I had trouble getting the jam to set. I think I might have cooked it for too long.


Margaret Hammer
[email protected]

This jam is a little too sweet for my taste. I think I'll try reducing the amount of sugar next time.


Christian Toles
[email protected]

I'm not a big fan of spicy food, but I still enjoyed this jam. The sweetness of the tomatoes balances out the heat of the spices.


Kailey Ballew
[email protected]

This jam is so versatile. I've used it on everything from toast to chicken to fish.


Creater Bright
[email protected]

I love the combination of spices in this jam. It's the perfect balance of sweet and heat.


Melissa Cinciala
[email protected]

This jam is a great way to use up extra tomatoes. I always have a jar of it on hand.


mdhasan khan
[email protected]

I followed the recipe exactly and it turned out perfectly. I can't wait to make it again.


Aliyu Ladan
[email protected]

This is the best tomato jam I've ever had.

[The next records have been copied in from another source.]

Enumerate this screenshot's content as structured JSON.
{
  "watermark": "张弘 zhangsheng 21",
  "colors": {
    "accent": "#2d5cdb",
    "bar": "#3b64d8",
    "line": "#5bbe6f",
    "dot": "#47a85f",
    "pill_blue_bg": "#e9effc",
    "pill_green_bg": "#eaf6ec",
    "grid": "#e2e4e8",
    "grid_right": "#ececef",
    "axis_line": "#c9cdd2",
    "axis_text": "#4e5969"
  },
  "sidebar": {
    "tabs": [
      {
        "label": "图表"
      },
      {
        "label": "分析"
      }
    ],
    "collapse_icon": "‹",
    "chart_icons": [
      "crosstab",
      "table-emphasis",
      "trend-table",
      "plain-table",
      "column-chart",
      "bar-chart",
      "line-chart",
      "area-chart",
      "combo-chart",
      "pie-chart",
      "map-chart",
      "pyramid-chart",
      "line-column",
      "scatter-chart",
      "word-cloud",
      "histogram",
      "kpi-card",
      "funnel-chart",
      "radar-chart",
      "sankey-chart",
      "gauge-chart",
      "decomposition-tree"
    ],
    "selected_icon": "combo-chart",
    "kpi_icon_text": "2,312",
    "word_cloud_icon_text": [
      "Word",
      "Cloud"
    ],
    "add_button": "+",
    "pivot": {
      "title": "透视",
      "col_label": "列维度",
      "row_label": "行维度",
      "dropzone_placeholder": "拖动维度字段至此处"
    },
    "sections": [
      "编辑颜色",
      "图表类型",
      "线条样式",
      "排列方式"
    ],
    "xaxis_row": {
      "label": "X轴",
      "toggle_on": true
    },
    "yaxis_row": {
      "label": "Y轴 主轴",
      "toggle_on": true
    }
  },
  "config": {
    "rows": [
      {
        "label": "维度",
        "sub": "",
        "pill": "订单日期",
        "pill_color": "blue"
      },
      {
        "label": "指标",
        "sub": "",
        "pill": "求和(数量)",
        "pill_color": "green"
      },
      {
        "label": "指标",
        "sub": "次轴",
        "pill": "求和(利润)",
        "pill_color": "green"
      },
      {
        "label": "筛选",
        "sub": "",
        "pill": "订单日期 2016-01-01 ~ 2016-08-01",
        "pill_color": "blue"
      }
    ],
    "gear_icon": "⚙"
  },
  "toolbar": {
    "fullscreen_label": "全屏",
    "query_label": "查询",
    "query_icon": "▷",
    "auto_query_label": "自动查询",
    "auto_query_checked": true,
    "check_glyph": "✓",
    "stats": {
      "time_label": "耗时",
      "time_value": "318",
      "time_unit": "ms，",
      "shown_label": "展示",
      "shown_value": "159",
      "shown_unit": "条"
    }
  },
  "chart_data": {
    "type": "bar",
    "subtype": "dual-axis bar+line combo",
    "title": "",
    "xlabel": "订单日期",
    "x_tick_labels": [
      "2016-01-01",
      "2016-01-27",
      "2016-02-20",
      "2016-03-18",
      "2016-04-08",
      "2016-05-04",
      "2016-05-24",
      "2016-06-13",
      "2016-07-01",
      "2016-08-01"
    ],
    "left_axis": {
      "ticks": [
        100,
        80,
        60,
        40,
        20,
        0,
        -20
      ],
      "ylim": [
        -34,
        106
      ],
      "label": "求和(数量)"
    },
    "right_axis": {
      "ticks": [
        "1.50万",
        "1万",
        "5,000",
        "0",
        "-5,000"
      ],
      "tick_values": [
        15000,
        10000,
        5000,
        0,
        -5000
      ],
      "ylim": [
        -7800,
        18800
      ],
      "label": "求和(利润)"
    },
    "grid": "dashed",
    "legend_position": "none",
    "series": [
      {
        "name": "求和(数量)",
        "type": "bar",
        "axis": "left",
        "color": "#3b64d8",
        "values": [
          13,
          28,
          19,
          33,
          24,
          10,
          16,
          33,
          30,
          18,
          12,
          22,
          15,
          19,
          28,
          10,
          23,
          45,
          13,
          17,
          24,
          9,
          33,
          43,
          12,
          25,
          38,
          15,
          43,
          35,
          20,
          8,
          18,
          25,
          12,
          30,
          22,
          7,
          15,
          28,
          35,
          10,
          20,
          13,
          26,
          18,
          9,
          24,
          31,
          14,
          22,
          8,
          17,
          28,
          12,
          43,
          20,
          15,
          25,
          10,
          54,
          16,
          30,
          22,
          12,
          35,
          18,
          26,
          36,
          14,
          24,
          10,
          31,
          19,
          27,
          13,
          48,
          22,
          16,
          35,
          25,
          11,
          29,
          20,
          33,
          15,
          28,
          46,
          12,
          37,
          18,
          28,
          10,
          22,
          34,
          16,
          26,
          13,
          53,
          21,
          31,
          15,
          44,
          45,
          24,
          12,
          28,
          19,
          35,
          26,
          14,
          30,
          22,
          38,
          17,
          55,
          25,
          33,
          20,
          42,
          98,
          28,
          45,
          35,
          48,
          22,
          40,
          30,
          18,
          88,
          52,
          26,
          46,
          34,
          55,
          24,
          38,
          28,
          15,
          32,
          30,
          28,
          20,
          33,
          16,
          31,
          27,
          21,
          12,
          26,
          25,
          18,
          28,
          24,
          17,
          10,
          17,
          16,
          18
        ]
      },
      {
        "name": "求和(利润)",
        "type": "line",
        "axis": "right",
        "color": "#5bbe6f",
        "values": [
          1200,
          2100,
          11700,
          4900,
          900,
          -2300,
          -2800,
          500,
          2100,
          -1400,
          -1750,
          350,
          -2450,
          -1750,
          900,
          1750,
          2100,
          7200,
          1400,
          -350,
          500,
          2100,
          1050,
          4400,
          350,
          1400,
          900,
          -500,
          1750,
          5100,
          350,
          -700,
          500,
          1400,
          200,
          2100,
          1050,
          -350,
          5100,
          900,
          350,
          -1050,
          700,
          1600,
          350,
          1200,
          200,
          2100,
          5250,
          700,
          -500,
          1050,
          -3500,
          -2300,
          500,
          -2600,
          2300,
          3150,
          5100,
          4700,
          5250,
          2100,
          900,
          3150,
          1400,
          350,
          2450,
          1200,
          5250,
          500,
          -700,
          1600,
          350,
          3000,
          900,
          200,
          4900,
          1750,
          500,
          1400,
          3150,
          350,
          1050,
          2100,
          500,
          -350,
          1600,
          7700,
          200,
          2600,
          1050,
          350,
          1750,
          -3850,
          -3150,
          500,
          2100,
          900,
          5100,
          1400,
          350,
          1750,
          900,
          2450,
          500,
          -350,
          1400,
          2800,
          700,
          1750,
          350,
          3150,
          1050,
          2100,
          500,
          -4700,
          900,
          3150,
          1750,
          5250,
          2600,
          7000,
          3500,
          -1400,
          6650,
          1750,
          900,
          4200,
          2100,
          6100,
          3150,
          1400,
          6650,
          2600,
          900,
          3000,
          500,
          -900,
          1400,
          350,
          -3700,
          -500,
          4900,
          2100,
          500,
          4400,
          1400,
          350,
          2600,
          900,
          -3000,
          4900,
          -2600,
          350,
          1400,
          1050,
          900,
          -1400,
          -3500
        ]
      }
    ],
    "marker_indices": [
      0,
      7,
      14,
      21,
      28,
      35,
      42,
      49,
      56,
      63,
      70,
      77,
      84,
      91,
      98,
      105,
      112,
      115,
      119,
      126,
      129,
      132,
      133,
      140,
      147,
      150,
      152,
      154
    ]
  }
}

The spices give it a really unique flavor.


Edward Cousins
[email protected]

I've never been a big fan of tomato jam, but this recipe changed my mind. It's so flavorful and versatile.


Soukaina Soukaina
[email protected]

I made this jam for the first time last week and it was a hit! My friends and family loved it.


Shipon Vi
[email protected]

This spiced tomato jam is a delightful blend of sweet and savory. It's the perfect addition to a cheeseboard or as a glaze for chicken or fish.